Texas-based Genband, in the business of communications services for carriers, announced Thursday it was picking up Fring's Internet-based
Over the Top (OTT) communications service.
Genband, in this deal, fattens its portfolio for the consumer market. Israel-based Fring has enjoyed status as having helped to change the way consumers communicate on the go. Fring got an early start in the business of mobile messaging and video applications for mobile phones. As such, the company was one of the very first to offer OTT services, though outdistanced by big competitors.
According to Fring, it nevertheless grew a community of "tens of millions" of users across 200 countries. Its services can be used with all major smartphones and tablets including iPhones and Android devices, on any mobile operator, and any mobile Internet connection.
In the most fundamental terms, what Genband gets out of the deal is the ability to showcase these types of services. Integrating Fring solutions means Genband can tell service providers and network operators, who need to evolve their communications services rapidly to ensure that they stay relevant and competitive, that they can now compete more effectively.
In saying that Genband snapped up Fring, snap appears to be an appropriate verb.
Quick Action in Large Fonts
Genband CEO David Walsh blogged that as "the heaps of fallen technology giants illustrate, inaction is a recipe for failure."
He said technology and telecommunications industries "are littered with cautionary tales of innovative companies surrendering market dominance due to their inability to react quickly enough" to new competitive forces.
It did not take Nostradamus, he added, "to see that more and more consumers are turning to the Web -- the so-called OTT or Over-the-Top community -- as a viable option for much of their real-time communications and messaging."
Actually, he said, with the "writing on the wall inscribed in large font, it's clear that network operators of all types need to respond in some manner to this OTT by incorporating a Web-based communications offering into their service portfolio."
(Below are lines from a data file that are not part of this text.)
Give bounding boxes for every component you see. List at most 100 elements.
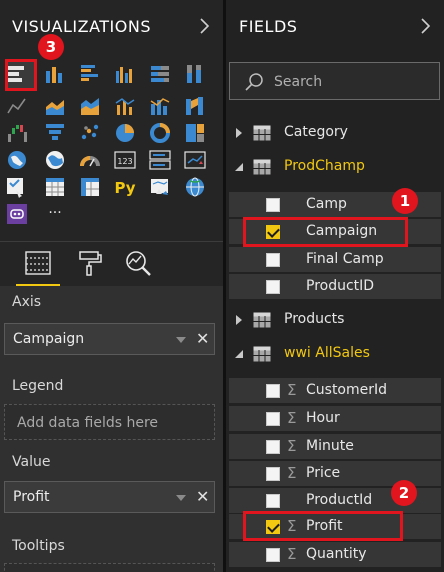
- table-icon: [253, 312, 271, 328]
- field-row[interactable]: Σ Hour: [229, 406, 441, 431]
- arcgis-map-icon[interactable]: [149, 176, 171, 198]
- stacked-bar-chart-icon[interactable]: [6, 63, 28, 85]
- value-well-field[interactable]: Profit ✕: [4, 481, 215, 513]
- svg-text:123: 123: [117, 157, 132, 166]
- value-field-name: Profit: [13, 489, 50, 505]
- close-icon[interactable]: ✕: [196, 329, 209, 348]
- sigma-icon: Σ: [287, 437, 297, 455]
- map-icon[interactable]: [6, 149, 28, 171]
- field-name: Hour: [306, 410, 340, 426]
- card-icon[interactable]: 123: [114, 149, 136, 171]
- field-checkbox[interactable]: [266, 412, 280, 426]
- search-input[interactable]: [274, 72, 434, 92]
- scatter-chart-icon[interactable]: [79, 122, 101, 144]
- table-icon: [253, 159, 271, 175]
- axis-field-name: Campaign: [13, 331, 85, 347]
- field-wells: Axis Campaign ✕ Legend Add data fields h…: [0, 286, 223, 572]
- table-row[interactable]: Category: [226, 120, 444, 146]
- close-icon[interactable]: ✕: [196, 487, 209, 506]
- format-paint-roller-icon[interactable]: [77, 249, 103, 277]
- clustered-bar-chart-icon[interactable]: [79, 63, 101, 85]
- field-row[interactable]: Σ Quantity: [229, 542, 441, 567]
- field-checkbox[interactable]: [266, 548, 280, 562]
- stacked-column-chart-icon[interactable]: [44, 63, 66, 85]
- donut-chart-icon[interactable]: [149, 122, 171, 144]
- tooltips-drop-zone[interactable]: [4, 563, 215, 572]
- line-and-clustered-column-chart-icon[interactable]: [149, 95, 171, 117]
- field-row[interactable]: Σ CustomerId: [229, 378, 441, 403]
- field-checkbox[interactable]: [266, 253, 280, 267]
- analytics-magnifier-icon[interactable]: [124, 249, 151, 277]
- pie-chart-icon[interactable]: [114, 122, 136, 144]
- svg-text:···: ···: [48, 205, 61, 221]
- field-checkbox[interactable]: [266, 198, 280, 212]
- field-name: Quantity: [306, 546, 367, 562]
- field-name: Final Camp: [306, 251, 384, 267]
- clustered-column-chart-icon[interactable]: [114, 63, 136, 85]
- fields-well-tab[interactable]: [25, 249, 51, 277]
- more-visuals-icon[interactable]: ···: [44, 203, 66, 225]
- collapse-visualizations-icon[interactable]: [196, 14, 214, 38]
- filled-map-icon[interactable]: [44, 149, 66, 171]
- field-checkbox[interactable]: [266, 280, 280, 294]
- 100pct-stacked-column-chart-icon[interactable]: [184, 63, 206, 85]
- line-chart-icon[interactable]: [6, 95, 28, 117]
- field-row[interactable]: Σ Minute: [229, 434, 441, 459]
- kpi-icon[interactable]: [184, 149, 206, 171]
- field-name: ProductID: [306, 278, 375, 294]
- python-visual-icon[interactable]: Py: [114, 176, 136, 198]
- field-checkbox[interactable]: [266, 494, 280, 508]
- table-icon: [253, 125, 271, 141]
- table-row[interactable]: ProdChamp: [226, 154, 444, 180]
- chevron-down-icon[interactable]: [176, 337, 186, 343]
- field-row[interactable]: Final Camp: [229, 247, 441, 272]
- field-checkbox[interactable]: [266, 440, 280, 454]
- visualizations-title: VISUALIZATIONS: [12, 17, 151, 36]
- custom-visual-icon[interactable]: [6, 203, 28, 225]
- field-name: Camp: [306, 196, 347, 212]
- table-row[interactable]: Products: [226, 307, 444, 333]
- stacked-area-chart-icon[interactable]: [79, 95, 101, 117]
- fields-title: FIELDS: [239, 17, 298, 36]
- legend-placeholder: Add data fields here: [17, 415, 159, 431]
- table-row[interactable]: wwi AllSales: [226, 341, 444, 367]
- field-name: ProductId: [306, 492, 373, 508]
- svg-text:Py: Py: [114, 179, 135, 197]
- 100pct-stacked-bar-chart-icon[interactable]: [149, 63, 171, 85]
- sigma-icon: Σ: [287, 545, 297, 563]
- ribbon-chart-icon[interactable]: [184, 95, 206, 117]
- visualizations-pane: VISUALIZATIONS 123 Py ··· Axis Campaign ✕ …: [0, 0, 223, 572]
- multi-row-card-icon[interactable]: [149, 149, 171, 171]
- treemap-icon[interactable]: [184, 122, 206, 144]
- table-icon[interactable]: [44, 176, 66, 198]
- fields-search-box[interactable]: [229, 62, 440, 100]
- line-and-column-chart-icon[interactable]: [114, 95, 136, 117]
- field-row[interactable]: ProductID: [229, 274, 441, 299]
- field-checkbox[interactable]: [266, 384, 280, 398]
- collapse-fields-icon[interactable]: [417, 14, 435, 38]
- matrix-icon[interactable]: [79, 176, 101, 198]
- tooltips-well-label: Tooltips: [12, 538, 65, 554]
- callout-badge-1: 1: [392, 188, 418, 214]
- callout-badge-3: 3: [38, 34, 64, 60]
- field-checkbox[interactable]: [266, 467, 280, 481]
- axis-well-label: Axis: [12, 294, 42, 310]
- profit-highlight-box: [243, 511, 403, 541]
- callout-badge-2: 2: [391, 480, 417, 506]
- legend-well-label: Legend: [12, 378, 64, 394]
- gauge-icon[interactable]: [79, 149, 101, 171]
- visual-gallery: 123 Py ···: [0, 56, 223, 236]
- axis-well-field[interactable]: Campaign ✕: [4, 323, 215, 355]
- waterfall-chart-icon[interactable]: [6, 122, 28, 144]
- slicer-icon[interactable]: [6, 176, 28, 198]
- globe-map-icon[interactable]: [184, 176, 206, 198]
- value-well-label: Value: [12, 454, 51, 470]
- campaign-highlight-box: [243, 217, 408, 247]
- chevron-down-icon[interactable]: [176, 495, 186, 501]
- area-chart-icon[interactable]: [44, 95, 66, 117]
- table-name: Products: [284, 311, 345, 327]
- field-name: Minute: [306, 438, 354, 454]
- legend-drop-zone[interactable]: Add data fields here: [4, 404, 215, 440]
- funnel-chart-icon[interactable]: [44, 122, 66, 144]
- table-name: wwi AllSales: [284, 345, 370, 361]
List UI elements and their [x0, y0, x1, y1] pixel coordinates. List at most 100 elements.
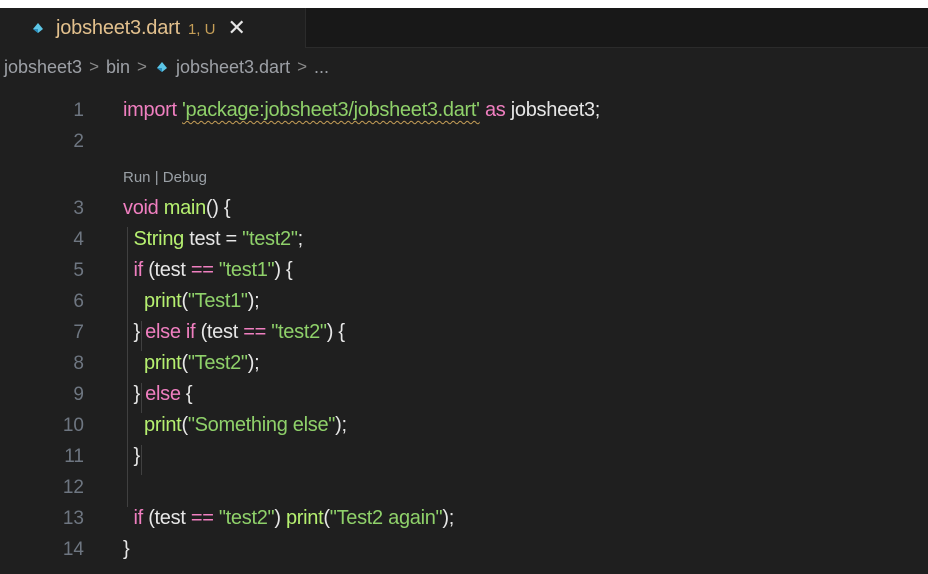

Genband's assessment of the market is that the growing penetration of smartphones and affordable data plans has set the stage for a range of OTT communications solutions that allow free messaging, voice and video calls from anywhere, and this has brought a negative impact on revenues of service providers. Now service providers can embrace this new technology and quickly launch a service of their own.
Roy Timor-Rousso, CEO of Fring, said that after early successes licensing solutions to a number of wireless and other carriers, Fring recognized the power of combining with Genband. Timor-Rousso called carrier services Fring's growth engine.
Commenting on the acquisition, Brian Partridge, vice president of Yankee Group Research, said, "The reality for service providers moving forward is that their relevance is highly dependent on the quality of experience and choices they can deliver to their subscribers."
Partridge said service providers around the world, especially in Europe where roaming charges are high, must evolve their communications services rapidly to make sure they stay "relevant and competitive against disruptive OTT offerings while complementing and enhancing their existing services."